HOW the list is used is up to the parent entry structure. An array reference A[x,y] would be broken down into a tree like {VARIABLE_t, ptr to symbol table entry for A, NULL,{INDEX_t, NULL, NULL, ptr to list}}, where ptr to list would be a tree presenting the expresion list like {EXPR_t, ptr to expression subtree, NULL, ptr to next EXPR_t entry} would allow for evaluation during code generation. This directly corresponds to a statement list (same type of BNF rules). It also happens to allow for as many dimensions as you want, just as it allows for as many function parameters as you want.

In the case of a function, the tree would look almost the same - the difference is at the top of the tree. Instead of a VARIABLE_t at the beginning, you have FUNCTION_t, and instead of INDEX_t, you have PARAM_t (parameter entry type). If the function call has no parameters then the pointer would be NULL. You could even have no syntactic difference between an array and a function (provided the function/array definition appears in the program source code BEFORE its use). This would make program constructs like "A(x,y)" be either an array or a function call, as determined by the symbol table entry for A. If A is an array, then it is indexing, if A is a function, then it is a parameter list.

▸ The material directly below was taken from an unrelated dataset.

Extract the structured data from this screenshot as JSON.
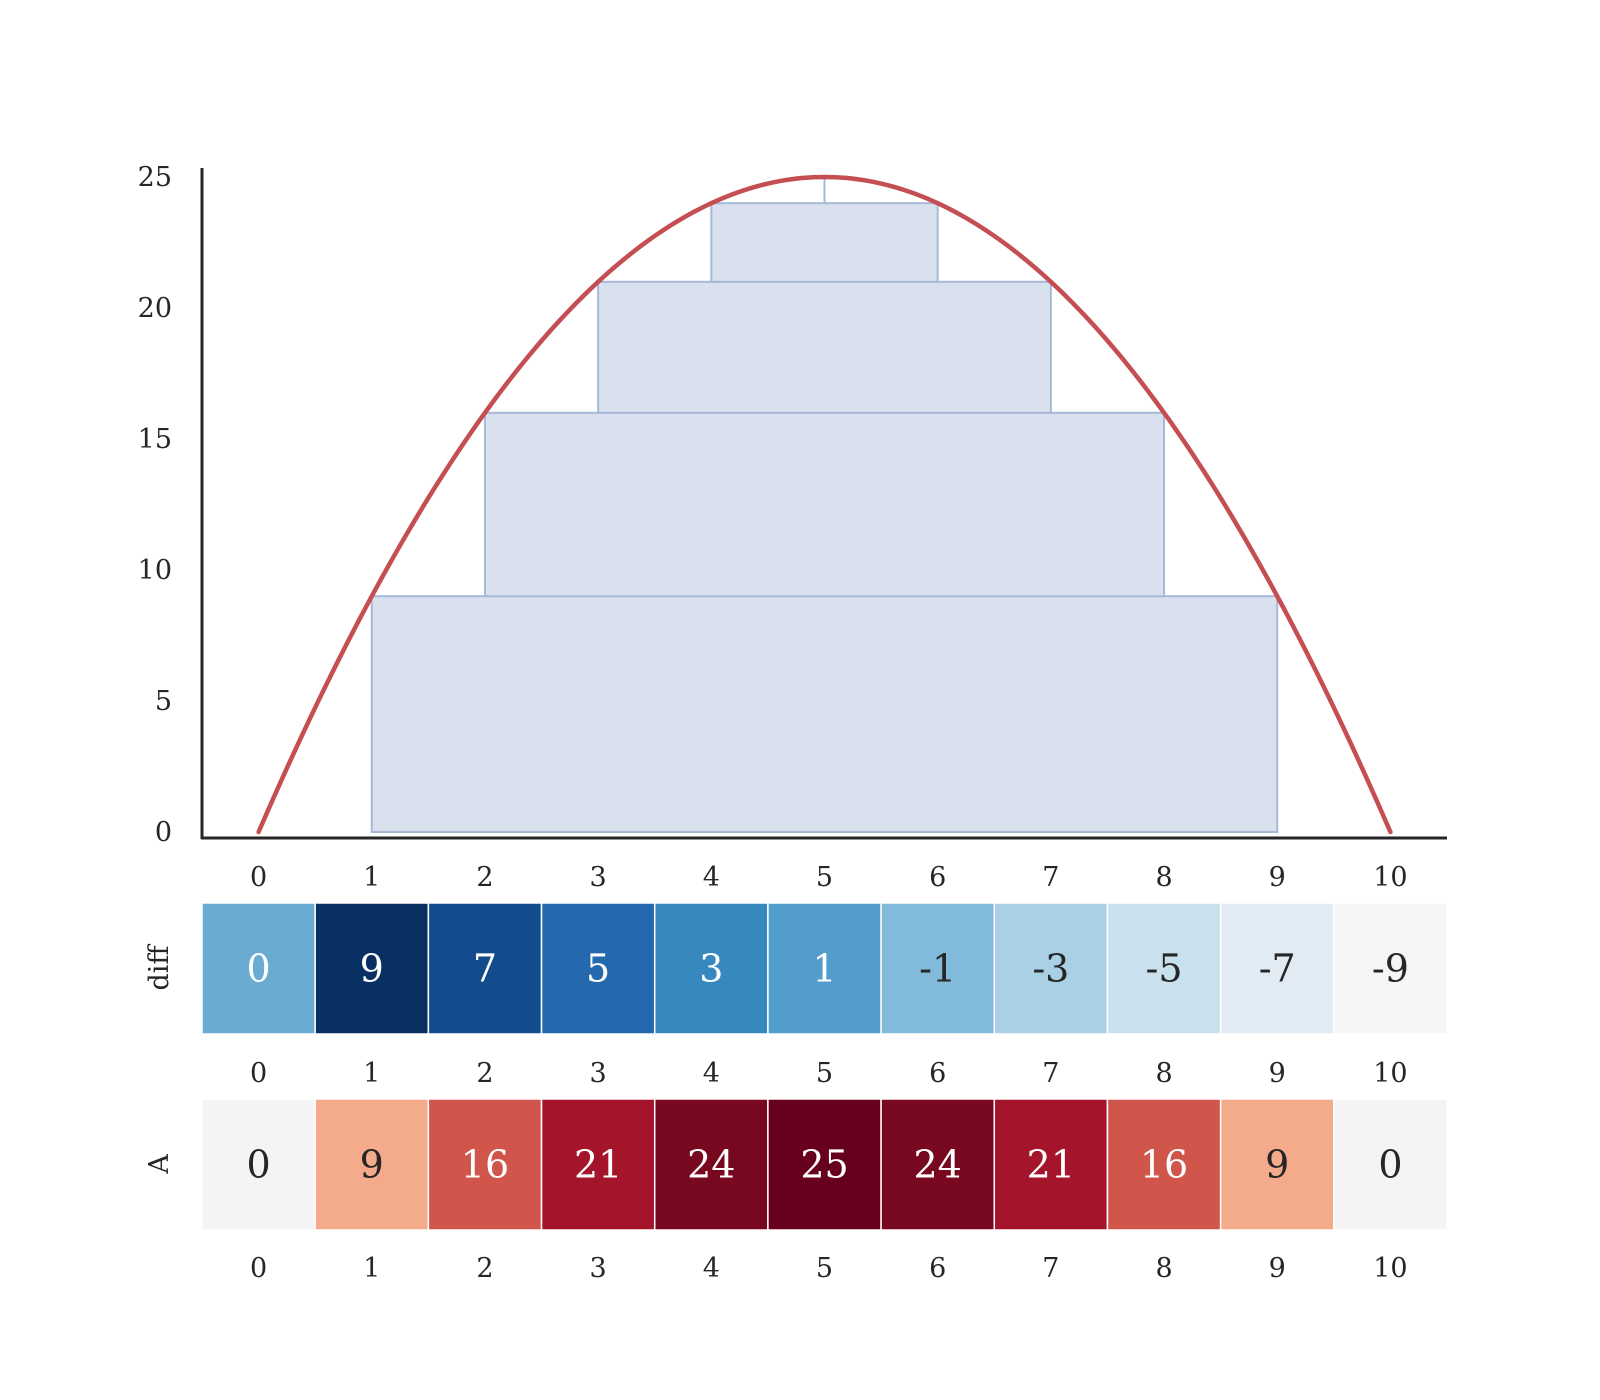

Personally (my opinion) it is easier to read code that does make a syntax difference. Visually the code "A(x,y)" would be a function call, and "A[x,y]" is an array without needing to hunt for the declaration of A to find out which it is.

schmitta

10-11-2013 11:11 AM

Would YYSTYPE be defined at the top of the rules.y bison file as:

Code:

%{

struct entry {

    unsigned char        entry_type;

    struct entry        *left;

    struct entry        *center;

    struct entry        *right;

};

#define YYSTYPE struct entry *

%}

jpollard

10-11-2013 12:44 PM

I believe it needs to also be included in the scanner so that the scanner can generate some entries for it. I tend to put it in an include file that can then be included in both (this is mostly so the scanner can add an identifier to a symbol table, and return an entry structure that connects the parse tree with the symbol table entr).

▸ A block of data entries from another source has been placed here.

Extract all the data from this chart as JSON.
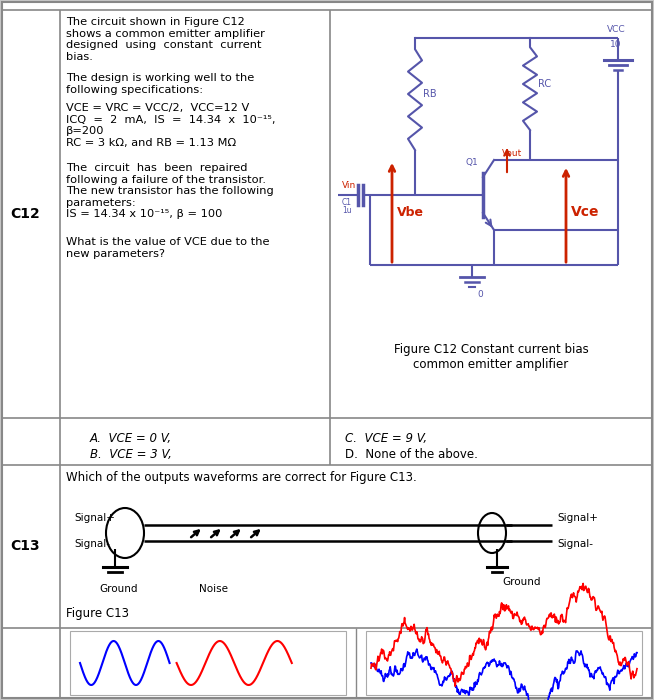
{
  "bg_color": "#c8c8c8",
  "white": "#ffffff",
  "border_color": "#888888",
  "text_color": "#000000",
  "red_color": "#cc2200",
  "wire_color": "#5555aa",
  "c12_label": "C12",
  "c13_label": "C13",
  "c12_text_para1": "The circuit shown in Figure C12\nshows a common emitter amplifier\ndesigned  using  constant  current\nbias.",
  "c12_text_para2": "The design is working well to the\nfollowing specifications:",
  "c12_text_para3": "VCE = VRC = VCC/2,  VCC=12 V\nICQ  =  2  mA,  IS  =  14.34  x  10⁻¹⁵,\nβ=200\nRC = 3 kΩ, and RB = 1.13 MΩ",
  "c12_text_para4": "The  circuit  has  been  repaired\nfollowing a failure of the transistor.\nThe new transistor has the following\nparameters:\nIS = 14.34 x 10⁻¹⁵, β = 100",
  "c12_text_para5": "What is the value of VCE due to the\nnew parameters?",
  "answer_A": "A.  VCE = 0 V,",
  "answer_B": "B.  VCE = 3 V,",
  "answer_C": "C.  VCE = 9 V,",
  "answer_D": "D.  None of the above.",
  "c13_question": "Which of the outputs waveforms are correct for Figure C13.",
  "fig_c12_caption": "Figure C12 Constant current bias\ncommon emitter amplifier",
  "fig_c13_caption": "Figure C13"
}
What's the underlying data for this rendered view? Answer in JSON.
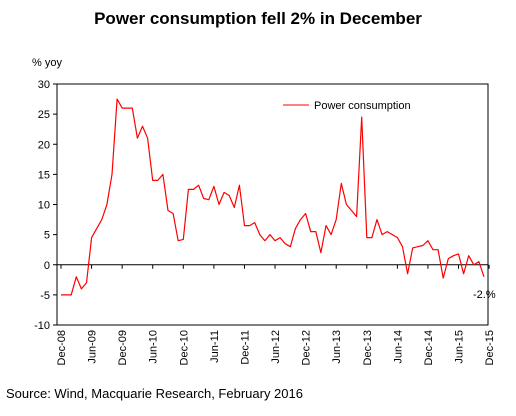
{
  "chart_data": {
    "type": "line",
    "title": "Power consumption fell 2% in December",
    "ylabel": "% yoy",
    "xlabel": "",
    "ylim": [
      -10,
      30
    ],
    "yticks": [
      30,
      25,
      20,
      15,
      10,
      5,
      0,
      -5,
      -10
    ],
    "xtick_labels": [
      "Dec-08",
      "Jun-09",
      "Dec-09",
      "Jun-10",
      "Dec-10",
      "Jun-11",
      "Dec-11",
      "Jun-12",
      "Dec-12",
      "Jun-13",
      "Dec-13",
      "Jun-14",
      "Dec-14",
      "Jun-15",
      "Dec-15"
    ],
    "x_start": "Dec-08",
    "x_end": "Dec-15",
    "legend_position": "top-right",
    "grid": false,
    "line_color": "#ff0000",
    "annotation": "-2.%",
    "source": "Source: Wind, Macquarie Research, February 2016",
    "series": [
      {
        "name": "Power consumption",
        "values": [
          -5.0,
          -5.0,
          -5.0,
          -2.0,
          -4.0,
          -3.0,
          4.5,
          6.0,
          7.5,
          10.0,
          15.0,
          27.5,
          26.0,
          26.0,
          26.0,
          21.0,
          23.0,
          21.0,
          14.0,
          14.0,
          15.0,
          9.0,
          8.5,
          4.0,
          4.2,
          12.5,
          12.5,
          13.2,
          11.0,
          10.8,
          13.0,
          10.0,
          12.0,
          11.5,
          9.5,
          13.2,
          6.5,
          6.5,
          7.0,
          5.0,
          4.0,
          5.0,
          4.0,
          4.5,
          3.5,
          3.0,
          6.0,
          7.5,
          8.5,
          5.5,
          5.5,
          2.0,
          6.5,
          5.0,
          7.5,
          13.5,
          10.0,
          9.0,
          8.0,
          24.5,
          4.5,
          4.5,
          7.5,
          5.0,
          5.5,
          5.0,
          4.5,
          3.0,
          -1.5,
          2.8,
          3.0,
          3.2,
          4.0,
          2.5,
          2.5,
          -2.2,
          1.0,
          1.5,
          1.8,
          -1.5,
          1.5,
          0.0,
          0.5,
          -2.0
        ]
      }
    ]
  }
}
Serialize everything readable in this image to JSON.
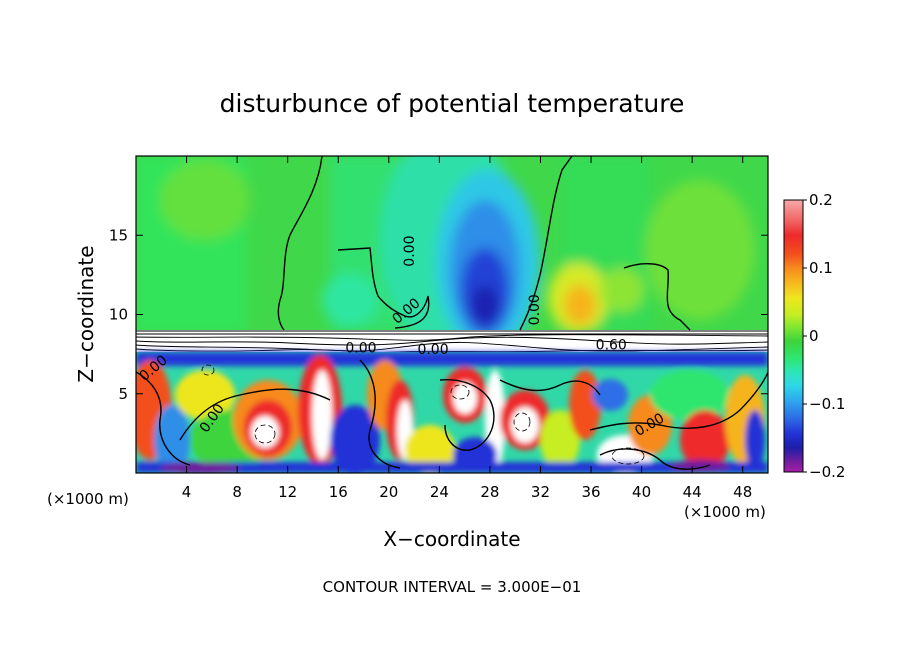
{
  "chart_data": {
    "type": "heatmap",
    "title": "disturbunce of potential temperature",
    "xlabel": "X−coordinate",
    "ylabel": "Z−coordinate",
    "x_unit_left": "(×1000 m)",
    "x_unit_right": "(×1000 m)",
    "xlim": [
      0,
      50
    ],
    "ylim": [
      0,
      20
    ],
    "x_ticks": [
      {
        "value": 4,
        "label": "4"
      },
      {
        "value": 8,
        "label": "8"
      },
      {
        "value": 12,
        "label": "12"
      },
      {
        "value": 16,
        "label": "16"
      },
      {
        "value": 20,
        "label": "20"
      },
      {
        "value": 24,
        "label": "24"
      },
      {
        "value": 28,
        "label": "28"
      },
      {
        "value": 32,
        "label": "32"
      },
      {
        "value": 36,
        "label": "36"
      },
      {
        "value": 40,
        "label": "40"
      },
      {
        "value": 44,
        "label": "44"
      },
      {
        "value": 48,
        "label": "48"
      }
    ],
    "y_ticks": [
      {
        "value": 5,
        "label": "5"
      },
      {
        "value": 10,
        "label": "10"
      },
      {
        "value": 15,
        "label": "15"
      }
    ],
    "colorbar": {
      "min": -0.2,
      "max": 0.2,
      "ticks": [
        {
          "value": 0.2,
          "label": "0.2"
        },
        {
          "value": 0.1,
          "label": "0.1"
        },
        {
          "value": 0,
          "label": "0"
        },
        {
          "value": -0.1,
          "label": "−0.1"
        },
        {
          "value": -0.2,
          "label": "−0.2"
        }
      ],
      "colors_top_to_bottom": [
        "#f7a8a8",
        "#f26a6a",
        "#ee2a2a",
        "#f2501e",
        "#f68a1e",
        "#f6b41e",
        "#eee61e",
        "#c6ee22",
        "#7ee632",
        "#3cd43c",
        "#2ee66e",
        "#2ee6b4",
        "#2ed8e6",
        "#2ea6ee",
        "#2e6ee6",
        "#2232d6",
        "#1e1ea8",
        "#6e1e9e",
        "#a81ea8"
      ]
    },
    "contour_labels": [
      {
        "x": 22.0,
        "y": 14.0,
        "text": "0.00",
        "rotate": -90
      },
      {
        "x": 21.6,
        "y": 10.0,
        "text": "0.00",
        "rotate": -40
      },
      {
        "x": 31.9,
        "y": 10.3,
        "text": "0.00",
        "rotate": -90
      },
      {
        "x": 17.8,
        "y": 7.6,
        "text": "0.00",
        "rotate": 0
      },
      {
        "x": 23.5,
        "y": 7.5,
        "text": "0.00",
        "rotate": 0
      },
      {
        "x": 37.6,
        "y": 7.8,
        "text": "0.60",
        "rotate": 0
      },
      {
        "x": 1.6,
        "y": 6.4,
        "text": "0.00",
        "rotate": -40
      },
      {
        "x": 6.3,
        "y": 3.3,
        "text": "0.00",
        "rotate": -55
      },
      {
        "x": 40.8,
        "y": 2.8,
        "text": "0.00",
        "rotate": -30
      }
    ],
    "contour_interval_text": "CONTOUR INTERVAL = 3.000E−01"
  }
}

note - the structure as it stands is not quite complete (it has enough for things within the parse tree, but things like "ptr to variable" usually means it has to be pointing into a symbol table (which we haven't discussed yet). Now it is still a pointer, but as a variable there is a different structure that needs to be defined - one that takes account of initialization, number of and size of dimensions (if any), data type (at a minimum, integer and string). And then there are debugging information (what source code line it was defined on for instance, has a value ever been assigned...) as well as how function parameters are handled (wouldn't want a function name used as a variable...)

schmitta

10-11-2013 02:44 PM

Fot the time being I am eliminating functions just using gosub with parameters passed as global variables. Do you have an idea as to how the structure entry should look? What about:

Code:

struct entry {

    unsigned char        entry_type;

    unsigned char      vst;          // 0 => non-terminal symbol

                                      // 1 => terminal symbol variable

                                      // 2 => terminal symbol actual value 

                                      //

    unsigned char      vtype;        // 1 => pointer to integer symbol table entry

                                      // 2 => contains actual integer value

                                      // 3 => pointer to character symbol table entry

                                      // 4 => contains actual character value

                                      // 5 => pointer to string symbol table entry

                                      // 6 => pointer to actual string.

                                      //

    struct entry        *left;

    struct entry        *center;

    struct entry        *right;

                                      //

    int                *int_st_ptr;  // for vtype = 1 

    int                  intvalue;    // for vtype = 2

    char                *char_st_ptr;  // for vtype = 3

    char                charvalue;    // for vtype = 4

    char                *string_st_ptr;// for vtype = 5

    char                *stringptr;    // for vtype = 6

};

or something like the above to point at the symbol table entry or contain the actual integer value, character value or string value. It would not be as elegant as your solution but it would be easier for me to understand and implement. It would use more space for STRUCT ENTRY and more code in each routine but solve the problem of left, right and center only being pointers to STRUCT ENTRY.

jpollard

10-11-2013 04:36 PM

I don't think vst or vtype would ever get used - the grammar itself specifies whether something is a terminal or not. The entry_type field would have the same (or equivalent) values. As for the parse tree, most terminals (and non-terminals) are discarded. The only terminal symbols that would remain are to variables in the symbol table, or a constant value (whether char, integer, string or whatever), and these would be identified in the entry type.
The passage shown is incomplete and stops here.